# Lighting 6 Foot Tank



## Philip.Chan.92 (Apr 25, 2010)

I will be getting a 6foot tank, 18 inches high. I plan to start a low-tech planted discus tank without co2 or ferts. What lighting should I get to grow low demand plants as well as show off the discus' colours? Are shops lights sufficient? Should I get a 72" light or combine a few different fixtures?

Thanks,

Philip


----------



## BillD (Jun 5, 2006)

Shop lights will probably be sufficient, but there will be more than a few plants that won't do well in the warm discus water.


----------



## Philip.Chan.92 (Apr 25, 2010)

I plan on getting hardy plants that do well in warm temperatures such as hygrophila polysperma in the beginning to get things going anubias, crypts, swords and vals. I will be growing them in pots since I will be having a barebottom tank for the first year so I don't stunt their growth as well as easier maintenance.


----------



## waj8 (Jun 30, 2010)

The lack of CO2 is going to be more of an issue than the lighting. With CO2 almost any plant will grow in the warmer temperatures. Without it a lot of them will fail.

The key factor in trying to light a planted tank is illuminating the substrate. There is never any problem to light the surface of the water. Ideally, you want the bottom of the tank lit just as well as the top of the tank. Anyway, for 6' tanks you can get 5' T5 lamps or 6' T8 lamps but your colour choice and selection will be limited. 4' lamps are way more common. You could use T5 HO 4' lamps and raise them like a foot above the tank to spread out the light. For this to work, you need really good parabolic reflectors on each lamp otherwise a lot of the light will never make into the tank. You don't give the actual size of your tank but just 2 or 3 lamps will do the trick. Personally, I can't stand all that light escaping and polluting the rest of the room, but a lot of people light their tank that way.

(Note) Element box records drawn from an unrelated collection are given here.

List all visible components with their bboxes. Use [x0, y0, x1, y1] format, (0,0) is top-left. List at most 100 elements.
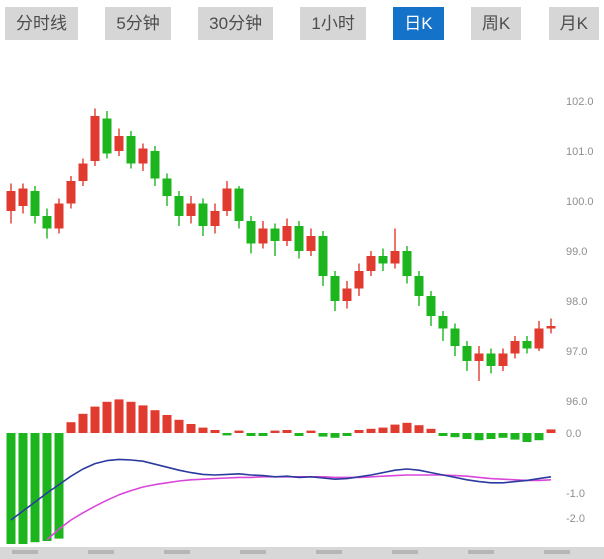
- candle-body: [450, 328, 460, 346]
- macd-histogram-bar: [402, 422, 412, 433]
- candle-body: [18, 188, 28, 206]
- macd-histogram-bar: [282, 430, 292, 433]
- x-axis-label-fragment: [316, 550, 342, 554]
- candlestick-macd-chart[interactable]: 102.0 101.0 100.0 99.0 98.0 97.0 96.0 0.0 -1.0 -…: [0, 44, 604, 559]
- x-axis-label-fragment: [12, 550, 38, 554]
- macd-histogram-bar: [18, 433, 28, 544]
- candle-body: [318, 236, 328, 276]
- price-axis-group: 102.0 101.0 100.0 99.0 98.0 97.0 96.0: [566, 96, 594, 408]
- candle-body: [174, 196, 184, 216]
- candle-body: [270, 228, 280, 241]
- candle-body: [342, 288, 352, 301]
- candle-body: [138, 148, 148, 164]
- candle-body: [354, 271, 364, 289]
- candle-body: [330, 276, 340, 301]
- x-axis-strip: [0, 547, 604, 559]
- dif-line: [10, 458, 552, 521]
- macd-histogram-bar: [450, 433, 460, 438]
- x-axis-label-fragment: [392, 550, 418, 554]
- price-axis-tick-label: 96.0: [566, 396, 587, 408]
- candle-body: [282, 226, 292, 241]
- candle-body: [54, 203, 64, 229]
- macd-histogram-bar: [390, 424, 400, 433]
- macd-histogram-bar: [378, 427, 388, 433]
- candle-body: [378, 256, 388, 264]
- candle-body: [426, 296, 436, 316]
- price-axis-tick-label: 99.0: [566, 246, 587, 258]
- candle-body: [546, 326, 556, 329]
- macd-histogram-bar: [342, 433, 352, 436]
- macd-histogram-bar: [246, 433, 256, 436]
- candle-body: [294, 226, 304, 251]
- candle-body: [462, 346, 472, 361]
- macd-histogram-bar: [234, 430, 244, 433]
- macd-histogram-bar: [438, 433, 448, 436]
- candle-body: [42, 216, 52, 229]
- macd-histogram-bar: [366, 428, 376, 433]
- macd-histogram-bar: [186, 424, 196, 433]
- candle-body: [126, 136, 136, 164]
- candle-body: [474, 353, 484, 361]
- tab-30min[interactable]: 30分钟: [198, 6, 274, 40]
- candles-group: [6, 108, 556, 381]
- candle-body: [306, 236, 316, 251]
- candle-body: [90, 116, 100, 161]
- macd-axis-tick-label: 0.0: [566, 428, 581, 440]
- macd-histogram-bar: [54, 433, 64, 539]
- tab-weekly-k[interactable]: 周K: [470, 6, 522, 40]
- macd-histogram-bar: [198, 427, 208, 433]
- candle-body: [534, 328, 544, 349]
- price-axis-tick-label: 97.0: [566, 346, 587, 358]
- macd-histogram-bar: [66, 422, 76, 433]
- candle-body: [438, 316, 448, 329]
- candle-body: [246, 221, 256, 244]
- tab-time-line[interactable]: 分时线: [5, 6, 78, 40]
- macd-histogram-bar: [162, 415, 172, 433]
- candle-body: [198, 203, 208, 226]
- x-axis-label-fragment: [164, 550, 190, 554]
- candle-body: [258, 228, 268, 244]
- macd-histogram-bar: [498, 433, 508, 438]
- x-axis-label-fragment: [468, 550, 494, 554]
- macd-histogram-bar: [138, 405, 148, 433]
- candle-body: [102, 118, 112, 154]
- candle-body: [522, 341, 532, 349]
- candle-body: [210, 211, 220, 226]
- tab-daily-k[interactable]: 日K: [393, 6, 444, 40]
- macd-histogram-bar: [462, 433, 472, 439]
- tab-5min[interactable]: 5分钟: [105, 6, 171, 40]
- macd-histogram-bar: [426, 428, 436, 433]
- candle-body: [366, 256, 376, 271]
- macd-histogram-bar: [30, 433, 40, 543]
- tab-1hour[interactable]: 1小时: [300, 6, 366, 40]
- candle-body: [402, 251, 412, 276]
- x-axis-strip-group: [0, 547, 604, 559]
- macd-histogram-bar: [222, 433, 232, 436]
- macd-lines-group: [10, 458, 552, 541]
- price-axis-tick-label: 102.0: [566, 96, 594, 108]
- macd-histogram-bar: [330, 433, 340, 438]
- macd-histogram-bar: [174, 419, 184, 433]
- candle-body: [30, 191, 40, 216]
- macd-axis-tick-label: -2.0: [566, 513, 585, 525]
- macd-axis-tick-label: -1.0: [566, 488, 585, 500]
- macd-histogram-group: [6, 399, 556, 544]
- tab-monthly-k[interactable]: 月K: [548, 6, 599, 40]
- candle-body: [150, 151, 160, 179]
- macd-histogram-bar: [318, 433, 328, 437]
- macd-histogram-bar: [126, 401, 136, 433]
- macd-histogram-bar: [90, 406, 100, 433]
- macd-histogram-bar: [210, 430, 220, 433]
- candle-body: [414, 276, 424, 296]
- candle-body: [222, 188, 232, 211]
- macd-histogram-bar: [354, 430, 364, 433]
- macd-histogram-bar: [306, 430, 316, 433]
- macd-histogram-bar: [102, 401, 112, 433]
- candle-body: [234, 188, 244, 221]
- dea-line: [46, 474, 552, 541]
- x-axis-label-fragment: [88, 550, 114, 554]
- candle-body: [390, 251, 400, 264]
- candle-body: [162, 178, 172, 196]
- price-axis-tick-label: 98.0: [566, 296, 587, 308]
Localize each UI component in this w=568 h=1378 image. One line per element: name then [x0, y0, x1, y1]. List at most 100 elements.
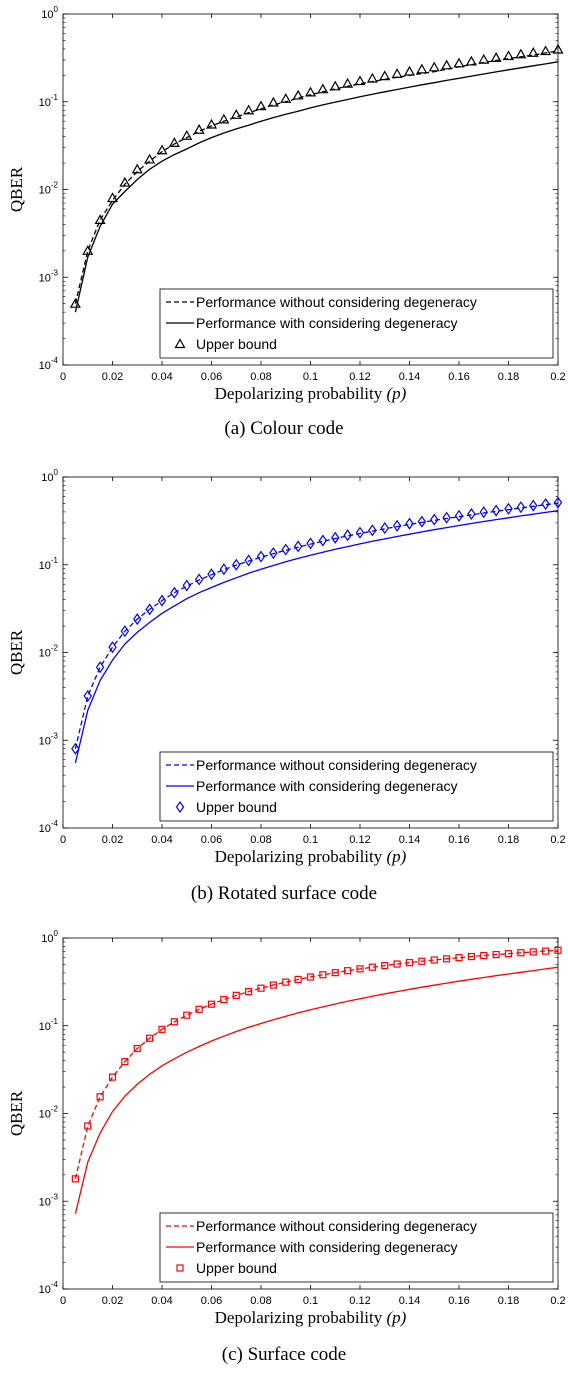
y-tick-label: 10-1: [39, 1017, 59, 1033]
data-point-marker: [405, 517, 414, 530]
x-tick-label: 0.02: [102, 1295, 123, 1307]
chart-rotated-surface-code: 0 0.02 0.04 0.06 0.08 0.1 0.12 0.14 0.16 0.18 0.2 1…: [7, 468, 566, 866]
data-point-marker: [317, 83, 329, 94]
data-point-marker: [540, 45, 552, 56]
y-axis-label: QBER: [7, 629, 26, 675]
data-point-marker: [181, 130, 193, 140]
data-point-marker: [131, 163, 143, 174]
data-point-marker: [416, 63, 428, 74]
data-point-marker: [256, 550, 266, 563]
data-point-marker: [95, 661, 105, 674]
data-point-marker: [145, 603, 154, 616]
data-point-marker: [267, 96, 279, 107]
data-point-marker: [170, 586, 179, 599]
data-point-marker: [453, 57, 465, 68]
data-point-marker: [356, 965, 364, 973]
x-tick-label: 0: [60, 834, 66, 846]
data-point-marker: [343, 529, 352, 542]
data-point-marker: [392, 519, 402, 532]
legend-label: Performance without considering degenera…: [196, 757, 477, 773]
chart-caption: (a) Colour code: [224, 418, 344, 439]
data-point-marker: [282, 978, 290, 986]
x-tick-label: 0.18: [498, 1295, 519, 1307]
x-tick-label: 0.02: [102, 371, 123, 383]
data-point-marker: [393, 960, 401, 968]
data-point-marker: [329, 80, 341, 91]
data-point-marker: [219, 563, 229, 576]
series-line-solid: [74, 61, 559, 313]
data-point-marker: [205, 118, 218, 129]
data-point-marker: [71, 742, 80, 755]
data-point-marker: [516, 501, 526, 514]
data-point-marker: [195, 1005, 203, 1013]
data-point-marker: [443, 955, 451, 963]
data-point-marker: [108, 641, 117, 654]
chart-panel-rotated-surface-code: 0 0.02 0.04 0.06 0.08 0.1 0.12 0.14 0.16 0.18 0.2 1…: [0, 463, 568, 913]
data-point-marker: [480, 951, 488, 960]
data-point-marker: [133, 613, 142, 626]
data-point-marker: [243, 104, 255, 115]
legend-label: Upper bound: [196, 799, 277, 815]
data-point-marker: [318, 534, 328, 547]
x-axis-label: Depolarizing probability (p): [215, 1308, 407, 1327]
x-tick-label: 0.16: [448, 834, 469, 846]
data-point-marker: [144, 153, 156, 164]
data-point-marker: [405, 959, 414, 967]
series-line-dashed: [74, 502, 559, 749]
data-point-marker: [120, 625, 130, 638]
data-point-marker: [380, 521, 389, 535]
data-point-marker: [146, 1034, 154, 1042]
x-tick-label: 0.08: [250, 371, 271, 383]
y-tick-label: 10-3: [39, 1192, 59, 1208]
x-tick-label: 0.08: [250, 834, 271, 846]
y-tick-label: 100: [41, 929, 58, 945]
data-point-marker: [218, 113, 230, 124]
series-line-dashed: [74, 949, 559, 1179]
data-point-marker: [121, 1058, 129, 1066]
chart-panel-colour-code: 0 0.02 0.04 0.06 0.08 0.1 0.12 0.14 0.16 0.18 0.2 1…: [0, 0, 568, 450]
data-point-marker: [492, 950, 500, 959]
data-point-marker: [430, 956, 438, 964]
legend-label: Performance with considering degeneracy: [196, 315, 457, 331]
data-point-marker: [331, 969, 339, 977]
data-point-marker: [354, 75, 366, 86]
data-point-marker: [368, 963, 376, 971]
data-point-marker: [193, 123, 205, 134]
data-point-marker: [119, 176, 131, 187]
data-point-marker: [232, 991, 240, 999]
x-axis-label: Depolarizing probability (p): [215, 847, 407, 866]
data-point-marker: [183, 1011, 191, 1019]
data-point-marker: [157, 594, 167, 607]
data-point-marker: [292, 89, 304, 100]
data-point-marker: [552, 43, 564, 54]
legend-label: Upper bound: [196, 336, 277, 352]
data-point-marker: [504, 950, 513, 958]
chart-caption: (b) Rotated surface code: [190, 883, 378, 904]
x-tick-label: 0: [60, 1295, 66, 1307]
data-point-marker: [306, 973, 315, 981]
data-point-marker: [269, 546, 278, 560]
x-tick-label: 0.06: [201, 1295, 222, 1307]
legend-box: [159, 288, 554, 359]
data-point-marker: [82, 245, 94, 255]
data-point-marker: [428, 61, 440, 72]
data-point-marker: [391, 68, 403, 78]
data-point-marker: [194, 573, 204, 586]
data-point-marker: [280, 93, 292, 103]
data-point-marker: [502, 50, 515, 61]
y-tick-label: 10-4: [39, 819, 59, 835]
y-tick-label: 10-4: [39, 356, 59, 372]
data-point-marker: [418, 957, 426, 965]
series-line-solid: [74, 510, 559, 764]
x-tick-label: 0.06: [201, 371, 222, 383]
data-point-marker: [244, 554, 253, 567]
data-point-marker: [230, 109, 242, 119]
legend-label: Upper bound: [196, 1260, 277, 1276]
data-point-marker: [257, 984, 265, 992]
legend-marker: [174, 338, 186, 349]
y-axis-label: QBER: [7, 166, 26, 212]
legend-marker: [176, 1264, 184, 1272]
x-tick-label: 0.16: [448, 1295, 469, 1307]
data-point-marker: [83, 689, 92, 702]
x-tick-label: 0.14: [399, 834, 420, 846]
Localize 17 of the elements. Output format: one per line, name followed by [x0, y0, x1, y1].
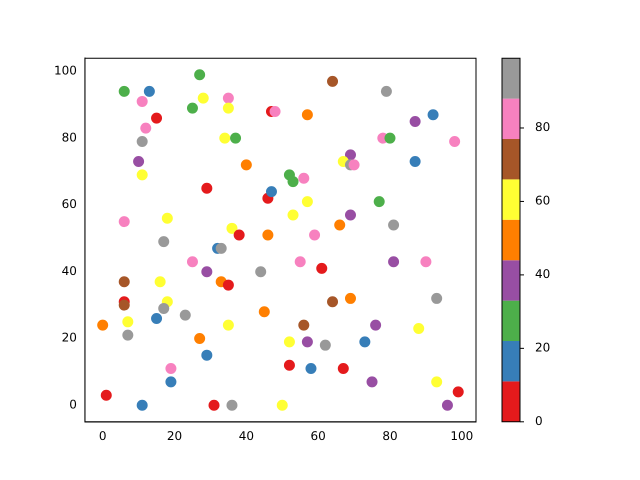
color-bar-label: 0: [535, 414, 543, 428]
y-tick-label: 60: [62, 197, 77, 212]
x-tick-label: 60: [310, 429, 326, 444]
x-tick-label: 100: [450, 429, 474, 444]
y-tick-label: 100: [54, 64, 77, 78]
x-tick-label: 80: [382, 429, 398, 444]
y-tick-label: 20: [62, 330, 77, 345]
y-tick-label: 40: [62, 264, 77, 278]
color-bar-label: 80: [535, 120, 550, 134]
color-bar-label: 60: [535, 194, 550, 208]
y-tick-label: 0: [69, 397, 77, 412]
y-tick-label: 80: [62, 130, 77, 144]
color-bar-label: 40: [535, 267, 550, 282]
x-tick-label: 40: [238, 429, 254, 444]
x-tick-label: 0: [98, 429, 106, 444]
x-tick-label: 20: [166, 429, 182, 444]
color-bar-label: 20: [535, 340, 550, 354]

It is supposed to help prevent the plants from reaching toward the light so much.


----------



## bae (May 11, 2007)

Philip.Chan.92 said:


> I plan on getting hardy plants that do well in warm temperatures such as hygrophila polysperma in the beginning to get things going anubias, crypts, swords and vals. I will be growing them in pots since I will be having a barebottom tank for the first year so I don't stunt their growth as well as easier maintenance.


This is good, since the pots will raise the plants closer to the light. However, 18" isn't a bad depth at all.

I agree with BillD that shop lights should work well. It's also the least expensive alternative. I would get two two-tube four foot T8 fixtures, and use cool white or daylight tubes, or a mixture. You could either put both of them over the middle of the tank, or stagger them so the ends of the tank are better illuminated. Watch the fish and see whether they spend more time in the shade or in the open. Put the swords and vals near the center, the other plants on the ends.

One problem with six foot tubes is getting them back from the store without breaking them. Awkward and fragile things! More expensive too. Probably 90-95% of all fluorescent tubes manufactured are four-footers, so any other size lacks economy of scale and is more (sometimes substantially more) expensive.

Btw, I always turn on a room light for a few minutes before and after I turn on or turn off aquarium lights if the room is dark. This avoids startling (panicking) the fish, and in the evening, cues them to go to their favorite sleeping places. I think it reduces stress, especially for nervous kinds of fish.


----------



## Cory (May 2, 2008)

Two 3 foot two bulb t8 fixtures would be sufficient for low light planting. For higher lights Id do an additional 4 foot fixture with the two 3 footers and place it in the centre.


----------



## Lee_D (Jun 11, 2010)

I bought an Aquatic Life fixture for my six foot tank. It holds 8 three foot T5HO bulbs although I only turn on four of them. The Blue LED Moon Lights give a wonderfull glow in the evening and doubles as a nightlight in the hallway. It was $800 at BA. Obviously not for everyone but I wouldn't be without it.

Lee


----------